Me detuve. Miré hacia arriba, la voz parecía haber venido de arriba.
–Soy el árbol –se agitaron las hojas, podía ser el viento. Tenía que ser el viento.
–No entiendo –me acerqué, dos o tres pasitos laterales, al tronco del árbol–. Quiero decir, no puede ser.
–Sí que puede ser, sí que puede ser –la voz era ronca, gruesa, grave, voz de alguien que ha fumado muchos años–. Los árboles estamos vivos, cualquiera lo sabe.
–Pero no hablan.
–¡Por que no queremos! –se rió, el árbol, una vegetal carcajada–. Por que no queremos, nada más.
–Es rarísimo –dije.
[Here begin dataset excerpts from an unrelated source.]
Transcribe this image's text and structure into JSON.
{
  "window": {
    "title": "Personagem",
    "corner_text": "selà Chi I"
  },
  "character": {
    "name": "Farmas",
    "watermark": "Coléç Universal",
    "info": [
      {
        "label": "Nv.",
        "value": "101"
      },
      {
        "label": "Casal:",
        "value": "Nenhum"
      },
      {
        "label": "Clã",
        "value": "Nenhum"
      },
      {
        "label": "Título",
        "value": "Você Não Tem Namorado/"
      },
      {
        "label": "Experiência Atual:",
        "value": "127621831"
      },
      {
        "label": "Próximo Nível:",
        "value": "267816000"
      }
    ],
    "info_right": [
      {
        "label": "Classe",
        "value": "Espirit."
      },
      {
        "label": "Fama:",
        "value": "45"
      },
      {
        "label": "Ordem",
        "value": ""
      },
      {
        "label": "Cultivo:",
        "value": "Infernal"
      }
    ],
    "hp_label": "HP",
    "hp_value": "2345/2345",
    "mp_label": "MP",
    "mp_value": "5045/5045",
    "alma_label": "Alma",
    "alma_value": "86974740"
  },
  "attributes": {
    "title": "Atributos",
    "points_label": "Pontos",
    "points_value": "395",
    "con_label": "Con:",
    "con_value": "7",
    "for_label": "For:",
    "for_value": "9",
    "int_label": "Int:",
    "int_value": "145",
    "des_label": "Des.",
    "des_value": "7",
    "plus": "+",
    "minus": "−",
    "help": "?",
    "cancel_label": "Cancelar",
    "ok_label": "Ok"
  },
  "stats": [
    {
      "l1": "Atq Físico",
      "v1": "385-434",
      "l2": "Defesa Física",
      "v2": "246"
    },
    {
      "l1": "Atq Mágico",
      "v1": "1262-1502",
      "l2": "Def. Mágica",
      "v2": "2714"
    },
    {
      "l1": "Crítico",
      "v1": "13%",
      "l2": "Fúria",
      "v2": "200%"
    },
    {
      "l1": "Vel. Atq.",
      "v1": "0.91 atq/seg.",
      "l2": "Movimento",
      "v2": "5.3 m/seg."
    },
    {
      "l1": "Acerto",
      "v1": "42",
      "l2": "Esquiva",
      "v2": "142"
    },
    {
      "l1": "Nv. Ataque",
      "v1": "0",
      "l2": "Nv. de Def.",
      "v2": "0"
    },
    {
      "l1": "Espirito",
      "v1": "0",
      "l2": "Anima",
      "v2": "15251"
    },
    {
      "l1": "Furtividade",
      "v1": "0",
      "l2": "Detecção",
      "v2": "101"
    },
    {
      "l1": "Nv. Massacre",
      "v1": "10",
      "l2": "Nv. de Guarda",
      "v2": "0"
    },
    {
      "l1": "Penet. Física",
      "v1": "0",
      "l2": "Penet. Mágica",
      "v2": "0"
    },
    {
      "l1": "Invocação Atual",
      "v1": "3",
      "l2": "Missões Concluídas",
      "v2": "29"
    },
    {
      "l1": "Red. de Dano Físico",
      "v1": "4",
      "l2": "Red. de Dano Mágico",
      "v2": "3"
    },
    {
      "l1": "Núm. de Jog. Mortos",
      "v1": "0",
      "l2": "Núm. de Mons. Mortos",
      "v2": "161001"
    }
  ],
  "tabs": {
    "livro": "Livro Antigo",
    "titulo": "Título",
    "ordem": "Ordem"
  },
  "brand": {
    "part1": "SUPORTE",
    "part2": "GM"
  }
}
Apoyé una palma, sobre el tronco, rugoso, fresco, algo latía debajo de la corteza, algo que yo era incapaz de descifrar–. No sé qué decir.
–No digas nada –dijo el árbol–. Y no tengas miedo. ¿Tenés miedo?
–No –le di un par de palmadas al tronco–. No creo que me vayas a pegar.
–¡Ja! –se rió el árbol, otra vez.
–Bueno, me voy a ir, antes de desmayarme –dije–. Si esto no es un sueño, si no me despierto en casa, otro día te paso a saludar.
–Bueno, dale. Pero no te hagas mala sangre, flaco. Se te ve preocupado, se te ve mal.
–Es que no me sale una –saqué otro cigarrillo– ¿Te molesta si fumo?
–No, fumá tranquilo. Nosotros hacemos la fotosíntesis, qué carajo me importa si fumás, forro.
–No me sale una, te decía. Estoy divorciado, y mi ex mujer no para de romperme las pelotas. El trabajo es una mierda. A la noche, a veces, tengo taquicardia. No doy más.
–Te hacés mucho problema, pibe –me cayó una hoja, del árbol, se deslizó por mi frente–. Es todo la cabeza. Mirame a mí. No me puedo mover, vienen los perros y pishan y pishan, siempre en el mismo lugar. Y vos tenés ganas de decirles ‘ya pishaste ese lado, pishame parejo’, pero no, qué boludos los perros, por Dios bendito y la Virgen que llora Fernet. Después algún gordito que se cree Rocky Balboa se te cuelga de una rama. ¡Pará, loco! ¿No ves que me matás? Y siempre hay un pelotudo que quiere venir, saca un cortaplumas, y quiere escribir algo, alguna gilada. Me estás haciendo mierda, loco, para escribir ‘Beto y Laura’. Si la mina está con vos, si te la estás cogiendo. ¡Decíselo! ¡Decile lo que quieras, pero no me lastimes más!
–Tenés razón –pité.
–Así que cortala. Qué depresión ni qué trastorno de ansiedad, boludo. A veces llueve, a veces hace calor, a veces te sentís bien, a veces no tenés con quien hablar. Cuando te parezca que la cosa está como el culo, pensá en mi situación. O vení a verme que yo te despabilo de un ramazo en la cabeza. No seas ingrato con lo que te tocó, loco. No jodas más.
–Tenés razón –dije otra vez. El árbol se quedó callado. Di un par de golpecitos sobre el tronco, pero nada. Al rato me fui.